L’entreprise Les Algues acadiennes est un exemple représentatif de cette nouvelle génération d’entreprises néo-écossaises qui ont conscience du fait que leur rentabilité dépend de la gestion durable de l’environnement. Cette entreprise cherche aussi de plus en plus à changer sa façon de mener ses affaires. Dans leur ouvrage de 2002 intitulé Cradle to Cradle: Remaking the Way We Make Things, William McDonough et Michael Braungart proposent un nouveau paradigme pour les affaires, un modèle dans lequel la nature et l’industrie parviennent à coexister. Cette philosophie est à l’opposé du paradigme « du berceau à la tombe » (« cradle-to-grave »), dans lequel on utilise les produits puis on les jette quand ils ne sont plus bons.
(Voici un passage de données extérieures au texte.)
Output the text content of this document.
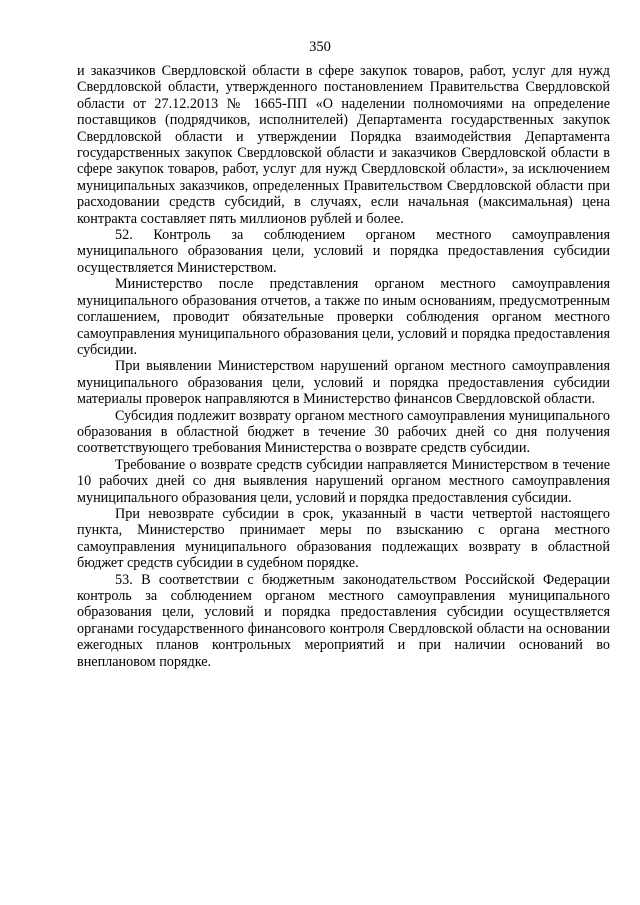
350

и заказчиков Свердловской области в сфере закупок товаров, работ, услуг для нужд Свердловской области, утвержденного постановлением Правительства Свердловской области от 27.12.2013 № 1665-ПП «О наделении полномочиями на определение поставщиков (подрядчиков, исполнителей) Департамента государственных закупок Свердловской области и утверждении Порядка взаимодействия Департамента государственных закупок Свердловской области и заказчиков Свердловской области в сфере закупок товаров, работ, услуг для нужд Свердловской области», за исключением муниципальных заказчиков, определенных Правительством Свердловской области при расходовании средств субсидий, в случаях, если начальная (максимальная) цена контракта составляет пять миллионов рублей и более.

52. Контроль за соблюдением органом местного самоуправления муниципального образования цели, условий и порядка предоставления субсидии осуществляется Министерством.

Министерство после представления органом местного самоуправления муниципального образования отчетов, а также по иным основаниям, предусмотренным соглашением, проводит обязательные проверки соблюдения органом местного самоуправления муниципального образования цели, условий и порядка предоставления субсидии.

При выявлении Министерством нарушений органом местного самоуправления муниципального образования цели, условий и порядка предоставления субсидии материалы проверок направляются в Министерство финансов Свердловской области.

Субсидия подлежит возврату органом местного самоуправления муниципального образования в областной бюджет в течение 30 рабочих дней со дня получения соответствующего требования Министерства о возврате средств субсидии.

Требование о возврате средств субсидии направляется Министерством в течение 10 рабочих дней со дня выявления нарушений органом местного самоуправления муниципального образования цели, условий и порядка предоставления субсидии.

При невозврате субсидии в срок, указанный в части четвертой настоящего пункта, Министерство принимает меры по взысканию с органа местного самоуправления муниципального образования подлежащих возврату в областной бюджет средств субсидии в судебном порядке.

53. В соответствии с бюджетным законодательством Российской Федерации контроль за соблюдением органом местного самоуправления муниципального образования цели, условий и порядка предоставления субсидии осуществляется органами государственного финансового контроля Свердловской области на основании ежегодных планов контрольных мероприятий и при наличии оснований во внеплановом порядке.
Dans un monde de ce nouveau paradigme « du berceau au berceau » (« cradle-to-cradle »), les produits peuvent changer de forme, mais on continue de les utiliser indéfiniment, dans un système en boucle. McDonough et Braungart soutiennent que l’industrie est en conflit avec l’environnement parce que, dans la conception des produits et des procédés, on a toujours suivi la voie la plus facile, en se souciant peu de ce qui peut arriver au-delà de la durée de vie normale du produit. À l’avenir, explique ces auteurs, les produits seront utilisés, recyclés et réutilisés. Dans un monde axé sur le paradigme « du berceau au berceau », l’usine ne fonctionne pas comme une machine qui engloutit de l’énergie et rejette des déchets toxiques dans l’environnement, mais plutôt comme un arbre qui s’adapte de façon organique à son milieu.
L’entreprise Les Algues acadiennes aurait pu servir d’exemple dans un des chapitres du livre de McDonough et de Braungart. Depuis son lancement en 1981, elle a assuré une si bonne gestion de sa ressource que la biomasse des algues marines est restée parfaitement stable et les 300 pêcheurs indépendants de l’entreprise font une récolte qui est inférieure au taux annuel de croissance de la ressource. Les Algues acadiennes surveille l’évolution des réserves de la ressource, avec des inspections régulières en mer, et fixe des lignes directrices strictes, avec des taux d’exploitation axés sur la conservation, que tous les pêcheurs qui récoltent des algues pour l’entreprise doivent respecter. « Imaginez une belle pelouse, explique M. Deveau. Si vous la tondez régulièrement, elle continuera de pousser et restera belle. Si vous la coupez trop court, vous la tuerez. C’est la même chose quand on récolte des algues marines. »
L’attachement d’Acadian Seaplants aux pratiques respectueuses de l’environnement apparaît aussi clairement dans les autres aspects de ses activités. L’entreprise a, par exemple, un programme innovant qui transforme l’excédent de barils en plastique utilisés dans la transformation des algues en contenants pour le recyclage dans les municipalités. Dans l’une des usines de l’entreprise, à Cornwallis, dans le comté d’Annapolis, les déchets rejetés sont convertis en agent de traitement des sols qui est revendu aux fermiers de la région.
Avec un chiffre d’affaires de plus de 20 millions de dollars, la rentabilité de l’entreprise Les Algues acadiennes est solidement établie.